The counselor told Amr that if it were his son, he’d tell him to go to Harvard. His friends told him he should go to Harvard. His mentor told him to go to Harvard.
“A million answers that were all the same thing – I’ve got to go,” Amr said.
He accepted, and Harvard gave him a one-year deferment for the Olympics.
With Olympic training in full swing, Amr practiced with single-minded fervor. When he wasn’t in the pool he was on the mat, cross-training for strength and endurance.
Then one day, while training away from the pool, the worst happened – he blew out his knee. He had torn his anterior cruciate ligament, medial collateral ligament and meniscus. He was out. Even with the strongest wraps for his knee, he couldn’t compete.
He had nine months of physical rehabilitation ahead of him and his chance at the 2000 Olympics was gone.
There was no swimming, just physical therapy and weight training. At the end of the summer, the games having passed him by, he packed his things and moved to Boston for Harvard.
“I mean, there I was, on one leg, all depressed in a full leg brace in this little dorm room. I’m there on scholarship and this is a financial aid dorm room, so it’s this little box … with a small plastic mattress and nothing in it. It’s like a jail cell and I’m on one leg, hobbling around,” Amr said.
He had nothing to do. His rehabilitation was coming to a close, so he decided to do what he always did – go for a swim. After asking politely to be allowed in the pool, the Harvard coach let him swim alongside the team. Amr was at first tentative, then shocked at what happened when he got back in the water.
“My body had recovered and I had gotten so much stronger. I was doing things I had never done before.”
Amr slowly started working his way back into the world of the water, first on the swim team and then coaching for water polo. Everyday he would work out, go to class, work out some more and swim.
Eventually, the time for the national team training camps came around. He wasn’t invited. He wasn’t surprised.
“Nobody thought I was going to come back – nobody knew that I had come back,” Amr said.
Over winter break, Amr came to California to visit family and touch base with coach Ratko Rudic. Ratko told him he thought he might be able to make the team. But Amr lived in Boston and was now well-entrenched in medical school. The national team met every weekend to practice. They struck a deal – he would do both, every week.
For the next two years, every Friday after class Amr would hop on a plane to California, practice all day Saturday and Sunday and then catch a red-eye flight back to Boston.
“I just really had no life, I don’t exaggerate that. I don’t think I could do it again – I don’t think I could survive it again. I wasn’t getting much sleep, I didn’t make any friends in my class, had no fun. All my classmates are making friends, great friends for life and I didn’t know anybody because I had no time to meet people,” Amr said.

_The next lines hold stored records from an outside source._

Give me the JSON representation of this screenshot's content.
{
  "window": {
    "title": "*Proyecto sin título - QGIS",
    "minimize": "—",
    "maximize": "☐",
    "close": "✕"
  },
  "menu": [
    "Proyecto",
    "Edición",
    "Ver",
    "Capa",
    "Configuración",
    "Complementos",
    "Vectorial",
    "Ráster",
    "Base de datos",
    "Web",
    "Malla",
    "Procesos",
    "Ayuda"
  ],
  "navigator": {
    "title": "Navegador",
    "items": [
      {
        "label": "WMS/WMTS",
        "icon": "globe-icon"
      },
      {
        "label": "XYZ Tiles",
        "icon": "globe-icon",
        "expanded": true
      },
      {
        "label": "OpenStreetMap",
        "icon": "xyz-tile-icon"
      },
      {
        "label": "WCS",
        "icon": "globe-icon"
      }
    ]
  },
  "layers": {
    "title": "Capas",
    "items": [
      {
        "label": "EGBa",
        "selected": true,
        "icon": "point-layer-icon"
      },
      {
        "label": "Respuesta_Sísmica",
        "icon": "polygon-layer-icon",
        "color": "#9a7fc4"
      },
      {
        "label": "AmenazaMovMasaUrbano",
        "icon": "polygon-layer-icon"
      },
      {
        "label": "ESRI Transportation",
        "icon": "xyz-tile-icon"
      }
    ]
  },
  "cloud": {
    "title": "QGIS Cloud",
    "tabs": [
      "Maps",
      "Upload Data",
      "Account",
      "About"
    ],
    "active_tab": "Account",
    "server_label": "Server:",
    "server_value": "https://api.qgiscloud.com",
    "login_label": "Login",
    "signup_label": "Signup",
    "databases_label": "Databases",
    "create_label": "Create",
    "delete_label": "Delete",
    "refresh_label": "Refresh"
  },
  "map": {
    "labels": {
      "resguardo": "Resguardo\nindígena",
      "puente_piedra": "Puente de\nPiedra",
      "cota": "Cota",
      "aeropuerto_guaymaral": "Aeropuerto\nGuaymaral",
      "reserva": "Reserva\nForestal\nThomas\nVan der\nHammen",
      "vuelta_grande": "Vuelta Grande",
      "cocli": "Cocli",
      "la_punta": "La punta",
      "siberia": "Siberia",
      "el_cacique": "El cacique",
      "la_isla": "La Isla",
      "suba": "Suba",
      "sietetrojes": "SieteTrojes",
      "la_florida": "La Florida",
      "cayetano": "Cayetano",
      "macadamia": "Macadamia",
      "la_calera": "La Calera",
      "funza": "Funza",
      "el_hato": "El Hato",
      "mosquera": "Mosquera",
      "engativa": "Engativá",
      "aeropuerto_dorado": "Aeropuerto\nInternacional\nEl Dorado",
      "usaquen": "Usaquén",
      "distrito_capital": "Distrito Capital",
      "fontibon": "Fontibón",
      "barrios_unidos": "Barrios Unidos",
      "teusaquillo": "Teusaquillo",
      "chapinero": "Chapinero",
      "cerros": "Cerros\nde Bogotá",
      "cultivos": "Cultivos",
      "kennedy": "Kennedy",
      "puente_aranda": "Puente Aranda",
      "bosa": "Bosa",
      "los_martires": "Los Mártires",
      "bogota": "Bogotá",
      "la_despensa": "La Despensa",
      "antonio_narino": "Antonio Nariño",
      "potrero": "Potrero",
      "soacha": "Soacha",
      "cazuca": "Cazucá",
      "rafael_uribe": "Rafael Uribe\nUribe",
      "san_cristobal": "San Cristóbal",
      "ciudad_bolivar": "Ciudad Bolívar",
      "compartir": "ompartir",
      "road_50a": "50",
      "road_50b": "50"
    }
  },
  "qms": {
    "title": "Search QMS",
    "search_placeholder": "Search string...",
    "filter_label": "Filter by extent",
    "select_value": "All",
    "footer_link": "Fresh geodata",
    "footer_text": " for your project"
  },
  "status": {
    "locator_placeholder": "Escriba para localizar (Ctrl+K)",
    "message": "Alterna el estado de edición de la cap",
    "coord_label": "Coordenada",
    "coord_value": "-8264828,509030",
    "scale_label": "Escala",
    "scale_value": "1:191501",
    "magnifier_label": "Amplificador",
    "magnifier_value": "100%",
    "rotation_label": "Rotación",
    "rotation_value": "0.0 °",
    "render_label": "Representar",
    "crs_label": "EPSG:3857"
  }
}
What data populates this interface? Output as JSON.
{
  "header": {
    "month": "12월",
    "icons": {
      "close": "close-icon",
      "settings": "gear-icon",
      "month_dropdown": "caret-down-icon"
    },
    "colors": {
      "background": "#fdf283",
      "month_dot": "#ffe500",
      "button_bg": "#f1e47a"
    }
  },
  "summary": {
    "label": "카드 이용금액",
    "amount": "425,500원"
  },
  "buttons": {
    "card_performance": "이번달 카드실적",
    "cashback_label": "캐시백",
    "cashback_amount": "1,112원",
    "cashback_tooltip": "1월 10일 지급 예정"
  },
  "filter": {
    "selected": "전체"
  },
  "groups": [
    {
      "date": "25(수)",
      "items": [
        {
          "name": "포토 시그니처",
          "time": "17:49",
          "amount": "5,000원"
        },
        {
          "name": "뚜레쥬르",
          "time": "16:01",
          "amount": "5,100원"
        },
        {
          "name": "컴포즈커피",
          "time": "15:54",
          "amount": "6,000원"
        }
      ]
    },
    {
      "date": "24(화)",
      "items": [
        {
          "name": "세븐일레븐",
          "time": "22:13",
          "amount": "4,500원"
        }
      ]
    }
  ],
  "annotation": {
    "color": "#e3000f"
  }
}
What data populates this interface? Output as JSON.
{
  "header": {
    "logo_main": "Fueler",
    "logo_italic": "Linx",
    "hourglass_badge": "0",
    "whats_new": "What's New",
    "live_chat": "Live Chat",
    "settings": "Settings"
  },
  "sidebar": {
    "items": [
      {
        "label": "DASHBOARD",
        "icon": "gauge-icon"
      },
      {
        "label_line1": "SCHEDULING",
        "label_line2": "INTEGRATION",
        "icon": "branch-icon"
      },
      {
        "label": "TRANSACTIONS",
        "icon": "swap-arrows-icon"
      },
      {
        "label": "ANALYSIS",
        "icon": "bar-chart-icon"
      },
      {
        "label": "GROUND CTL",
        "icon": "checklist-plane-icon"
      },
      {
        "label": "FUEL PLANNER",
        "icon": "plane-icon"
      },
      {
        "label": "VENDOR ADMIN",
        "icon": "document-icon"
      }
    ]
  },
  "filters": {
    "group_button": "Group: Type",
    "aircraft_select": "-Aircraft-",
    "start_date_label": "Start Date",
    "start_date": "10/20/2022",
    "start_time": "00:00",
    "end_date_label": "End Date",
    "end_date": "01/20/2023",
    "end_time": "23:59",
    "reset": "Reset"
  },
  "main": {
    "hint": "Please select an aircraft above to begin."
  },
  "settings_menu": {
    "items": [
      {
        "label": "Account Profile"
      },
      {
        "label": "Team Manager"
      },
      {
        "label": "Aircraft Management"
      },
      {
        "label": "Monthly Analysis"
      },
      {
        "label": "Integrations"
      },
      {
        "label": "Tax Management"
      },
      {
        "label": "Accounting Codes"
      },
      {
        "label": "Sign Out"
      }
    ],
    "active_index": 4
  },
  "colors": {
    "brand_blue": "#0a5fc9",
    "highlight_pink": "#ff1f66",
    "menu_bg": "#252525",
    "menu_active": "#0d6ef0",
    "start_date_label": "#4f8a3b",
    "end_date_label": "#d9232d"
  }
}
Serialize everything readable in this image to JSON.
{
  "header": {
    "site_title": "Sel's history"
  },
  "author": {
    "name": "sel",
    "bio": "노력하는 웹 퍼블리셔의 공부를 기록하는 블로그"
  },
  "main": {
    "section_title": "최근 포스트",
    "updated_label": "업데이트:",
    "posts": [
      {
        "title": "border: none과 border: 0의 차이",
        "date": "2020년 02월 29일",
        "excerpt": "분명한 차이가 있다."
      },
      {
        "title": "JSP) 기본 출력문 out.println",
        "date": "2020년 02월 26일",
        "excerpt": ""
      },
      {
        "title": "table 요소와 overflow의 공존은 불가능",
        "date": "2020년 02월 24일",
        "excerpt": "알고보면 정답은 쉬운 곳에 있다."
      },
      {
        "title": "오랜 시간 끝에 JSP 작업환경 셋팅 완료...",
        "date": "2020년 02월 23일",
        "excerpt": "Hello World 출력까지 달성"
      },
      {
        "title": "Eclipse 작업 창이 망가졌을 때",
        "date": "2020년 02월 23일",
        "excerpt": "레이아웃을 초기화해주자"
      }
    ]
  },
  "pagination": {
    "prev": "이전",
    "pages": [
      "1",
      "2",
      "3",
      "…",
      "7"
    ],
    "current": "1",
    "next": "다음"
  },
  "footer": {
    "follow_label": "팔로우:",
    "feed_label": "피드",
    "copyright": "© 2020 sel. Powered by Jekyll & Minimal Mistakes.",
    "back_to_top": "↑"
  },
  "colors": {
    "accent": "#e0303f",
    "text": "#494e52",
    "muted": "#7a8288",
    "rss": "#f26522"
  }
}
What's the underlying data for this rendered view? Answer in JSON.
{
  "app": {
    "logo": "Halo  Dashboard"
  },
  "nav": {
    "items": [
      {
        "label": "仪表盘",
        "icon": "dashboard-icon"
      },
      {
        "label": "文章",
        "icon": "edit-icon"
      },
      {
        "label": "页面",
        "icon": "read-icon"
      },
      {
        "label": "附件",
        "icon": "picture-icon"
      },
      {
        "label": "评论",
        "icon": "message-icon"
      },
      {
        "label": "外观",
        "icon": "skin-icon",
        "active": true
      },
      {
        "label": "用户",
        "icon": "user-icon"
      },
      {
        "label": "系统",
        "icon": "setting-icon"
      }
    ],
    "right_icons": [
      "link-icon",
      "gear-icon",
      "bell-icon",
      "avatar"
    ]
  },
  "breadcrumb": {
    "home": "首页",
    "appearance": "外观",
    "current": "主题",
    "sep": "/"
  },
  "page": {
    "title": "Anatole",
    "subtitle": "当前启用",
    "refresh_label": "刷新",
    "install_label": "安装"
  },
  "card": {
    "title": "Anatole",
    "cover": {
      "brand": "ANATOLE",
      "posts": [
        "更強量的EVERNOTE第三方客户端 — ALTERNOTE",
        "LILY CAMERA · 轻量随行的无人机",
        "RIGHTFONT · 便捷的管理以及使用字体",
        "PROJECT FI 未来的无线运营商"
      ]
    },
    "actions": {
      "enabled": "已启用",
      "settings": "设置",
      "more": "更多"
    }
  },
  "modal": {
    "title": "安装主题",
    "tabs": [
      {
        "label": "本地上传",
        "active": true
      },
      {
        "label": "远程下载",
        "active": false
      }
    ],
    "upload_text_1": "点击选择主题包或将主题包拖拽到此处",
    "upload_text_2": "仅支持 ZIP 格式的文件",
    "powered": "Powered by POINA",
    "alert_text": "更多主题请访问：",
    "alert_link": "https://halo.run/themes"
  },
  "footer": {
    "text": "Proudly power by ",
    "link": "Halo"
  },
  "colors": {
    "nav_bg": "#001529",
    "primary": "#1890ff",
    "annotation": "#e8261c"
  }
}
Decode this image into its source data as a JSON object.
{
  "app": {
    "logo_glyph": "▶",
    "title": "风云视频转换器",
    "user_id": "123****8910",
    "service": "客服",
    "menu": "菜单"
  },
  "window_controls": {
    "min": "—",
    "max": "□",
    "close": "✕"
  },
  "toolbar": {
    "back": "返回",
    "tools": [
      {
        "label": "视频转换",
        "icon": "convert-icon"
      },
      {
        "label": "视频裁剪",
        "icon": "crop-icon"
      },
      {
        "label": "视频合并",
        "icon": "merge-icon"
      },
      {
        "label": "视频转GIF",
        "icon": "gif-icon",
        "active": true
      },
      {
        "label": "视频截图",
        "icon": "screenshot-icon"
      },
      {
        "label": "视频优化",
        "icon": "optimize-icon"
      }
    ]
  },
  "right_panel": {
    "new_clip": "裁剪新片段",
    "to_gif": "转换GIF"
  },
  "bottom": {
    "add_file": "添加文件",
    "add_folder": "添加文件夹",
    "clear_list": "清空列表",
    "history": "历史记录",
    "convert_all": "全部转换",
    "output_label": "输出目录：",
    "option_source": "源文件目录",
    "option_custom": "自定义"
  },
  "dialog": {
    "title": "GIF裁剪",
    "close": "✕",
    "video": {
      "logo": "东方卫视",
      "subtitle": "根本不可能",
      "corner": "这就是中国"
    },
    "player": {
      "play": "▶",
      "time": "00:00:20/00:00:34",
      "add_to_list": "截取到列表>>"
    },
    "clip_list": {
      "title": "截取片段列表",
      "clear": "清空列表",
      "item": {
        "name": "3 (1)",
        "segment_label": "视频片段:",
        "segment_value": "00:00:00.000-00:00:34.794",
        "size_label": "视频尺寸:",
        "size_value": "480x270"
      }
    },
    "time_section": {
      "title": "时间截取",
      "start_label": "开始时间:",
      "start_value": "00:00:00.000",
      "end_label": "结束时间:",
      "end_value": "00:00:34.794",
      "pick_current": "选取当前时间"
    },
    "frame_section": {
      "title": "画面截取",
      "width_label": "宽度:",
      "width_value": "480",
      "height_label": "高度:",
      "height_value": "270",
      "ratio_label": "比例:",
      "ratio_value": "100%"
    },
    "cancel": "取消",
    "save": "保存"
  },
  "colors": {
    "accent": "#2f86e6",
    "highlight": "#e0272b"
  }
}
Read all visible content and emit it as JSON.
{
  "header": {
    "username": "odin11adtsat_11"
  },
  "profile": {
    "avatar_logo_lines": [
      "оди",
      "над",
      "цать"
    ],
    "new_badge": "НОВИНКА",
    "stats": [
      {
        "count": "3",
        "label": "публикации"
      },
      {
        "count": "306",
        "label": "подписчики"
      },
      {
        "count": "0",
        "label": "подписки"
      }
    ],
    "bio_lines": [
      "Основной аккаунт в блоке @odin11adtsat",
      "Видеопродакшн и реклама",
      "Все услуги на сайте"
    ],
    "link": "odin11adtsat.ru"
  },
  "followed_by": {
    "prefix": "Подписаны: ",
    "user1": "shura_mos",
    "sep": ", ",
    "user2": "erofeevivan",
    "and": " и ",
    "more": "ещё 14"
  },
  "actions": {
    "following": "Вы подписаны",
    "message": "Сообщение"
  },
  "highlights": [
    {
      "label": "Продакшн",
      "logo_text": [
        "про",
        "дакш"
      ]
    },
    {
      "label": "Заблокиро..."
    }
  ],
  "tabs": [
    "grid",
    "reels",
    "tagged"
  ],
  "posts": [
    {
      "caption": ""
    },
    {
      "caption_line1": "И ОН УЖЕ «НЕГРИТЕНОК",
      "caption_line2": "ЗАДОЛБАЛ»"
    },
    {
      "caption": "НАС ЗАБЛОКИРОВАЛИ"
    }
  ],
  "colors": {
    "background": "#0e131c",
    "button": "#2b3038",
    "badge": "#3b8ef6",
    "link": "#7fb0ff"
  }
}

Finally, the time came for him to ask a big question – could he be granted time off from school, again, for a second chance to go to the Olympics? Coach Rudic was taking a chance on him, an older player who had recovered from an injury who probably wouldn’t get a third shot at competing in the Olympics.
It was difficult to ask for it, considering what happened the last time around, but it was worth it. Harvard granted him another reprieve. He packed his bags, and in the summer of 2004, Amr went to Athens, Greece, and competed in the Olympic Games. The U.S. team finished seventh overall, and although they didn’t take the podium, Amr said it was one of the most amazing experiences of his life. After the years of build up, let downs, the injury and rejection, it finally happened. He’s now primarily an emergency room doctor, with a medical concierge business on the side. He says working in emergency rooms sometimes comes more easily than Olympics training – he thanks learning discipline in sports for making it easier. “It’s really hard to tell you how hard it was to make the comeback,” Amr said. “I think back to that day, getting in the pool, and it was worth every second of humiliation. That was my life dream.”